Louisa Elizabeth "Lulu" Miller is an American science journalist and author. With Latif Nasser, she co-hosts the WNYC program Radiolab, for which she shared in a Peabody Award in 2010 as a staff producer. She co-founded the NPR show Invisibilia with Alix Spiegel.

==Early life and education==
Miller grew up in Newton, Massachusetts. She is the daughter of two professors, one in sciences and one in humanities. She attended Swarthmore College, where she received the Beik Prize for a research paper titled "The Troubles By Our Women: The Urban Male Perspective on Independent Women in Independent Nigeria" in 2005. She graduated with a degree in history.

==Career==
After college, she moved to Brooklyn, New York, where an interest in sculpture led her to answer a craigslist ad from a woodworker seeking an assistant. She spent her hours at the woodworking shop listening to the radio, and toward the end of her year working there, she heard Radiolab, which was then a local show on WNYC. She wrote them a letter asking if she could volunteer, and started as an intern, going in one day a week to answer emails and to record CDs, and eventually became the show's first hired producer. Radiolab won a Peabody Award in 2010, while she was one of its producers.

After five years at Radiolab, Miller left to pursue writing via a fellowship at the University of Virginia (UVA), where she taught and wrote fiction, earning a Master of Fine Arts in 2013. Before moving to Virginia, she spent a summer cycling across the United States, a trip that she documented and featured parts of on Radiolab.

After two years at UVA, Miller returned to radio as a freelance journalist for NPR's science desk. On a trip to the Third Coast International Audio Festival in Chicago, she met former This American Life producer Alix Spiegel, who asked Miller to produce a piece she was working on. The two began working on radio stories together and began to conceive a new long-form radio show that would become Invisibilia. Launched in January 2015, the show focused on "the unseen forces that control human behavior." Excerpts of Invisibilia were featured on All Things Considered, Morning Edition, Radiolab, and This American Life; it debuted at #1 on the iTunes podcast chart and held a consistent top-ten ranking in the months following its launch.

In March 2023, NPR announced the cancellation of Invisibilia as part of larger effort to cut costs.
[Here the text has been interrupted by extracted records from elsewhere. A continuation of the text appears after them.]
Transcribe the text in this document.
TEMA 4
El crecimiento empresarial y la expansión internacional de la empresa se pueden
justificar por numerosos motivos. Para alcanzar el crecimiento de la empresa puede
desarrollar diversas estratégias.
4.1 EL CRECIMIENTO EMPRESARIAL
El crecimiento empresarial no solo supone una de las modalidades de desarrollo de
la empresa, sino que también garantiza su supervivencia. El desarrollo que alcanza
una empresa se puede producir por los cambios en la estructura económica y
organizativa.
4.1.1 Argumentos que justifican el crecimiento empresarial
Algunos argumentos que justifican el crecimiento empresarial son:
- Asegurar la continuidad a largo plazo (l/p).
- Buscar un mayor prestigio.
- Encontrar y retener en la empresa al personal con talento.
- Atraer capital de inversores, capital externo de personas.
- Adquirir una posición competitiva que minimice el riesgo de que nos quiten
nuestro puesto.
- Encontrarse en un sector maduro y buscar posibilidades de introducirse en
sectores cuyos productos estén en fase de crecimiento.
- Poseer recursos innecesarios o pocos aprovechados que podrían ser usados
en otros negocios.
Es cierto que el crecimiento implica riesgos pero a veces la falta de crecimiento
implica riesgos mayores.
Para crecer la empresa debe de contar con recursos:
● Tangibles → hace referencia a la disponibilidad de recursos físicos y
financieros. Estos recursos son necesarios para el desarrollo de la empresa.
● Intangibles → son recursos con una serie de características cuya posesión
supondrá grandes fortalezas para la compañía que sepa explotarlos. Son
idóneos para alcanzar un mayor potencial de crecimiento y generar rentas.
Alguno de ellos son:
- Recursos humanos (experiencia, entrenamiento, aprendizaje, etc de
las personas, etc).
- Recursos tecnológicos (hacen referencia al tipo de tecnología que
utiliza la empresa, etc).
The final episode titled The Goodbye Show, was released on April 27, 2023.

In 2020, she published Why Fish Don't Exist, a personal memoir incorporating the life and work of David Starr Jordan.

Following the retirement of Jad Abumrad in January 2022, Miller became a co-host of Radiolab alongside producer Latif Nasser.

==Personal life==
Miller is an ophidiophobe, a person with a fear of snakes. She lives in the Chicago area with her wife, Grace, and their two sons.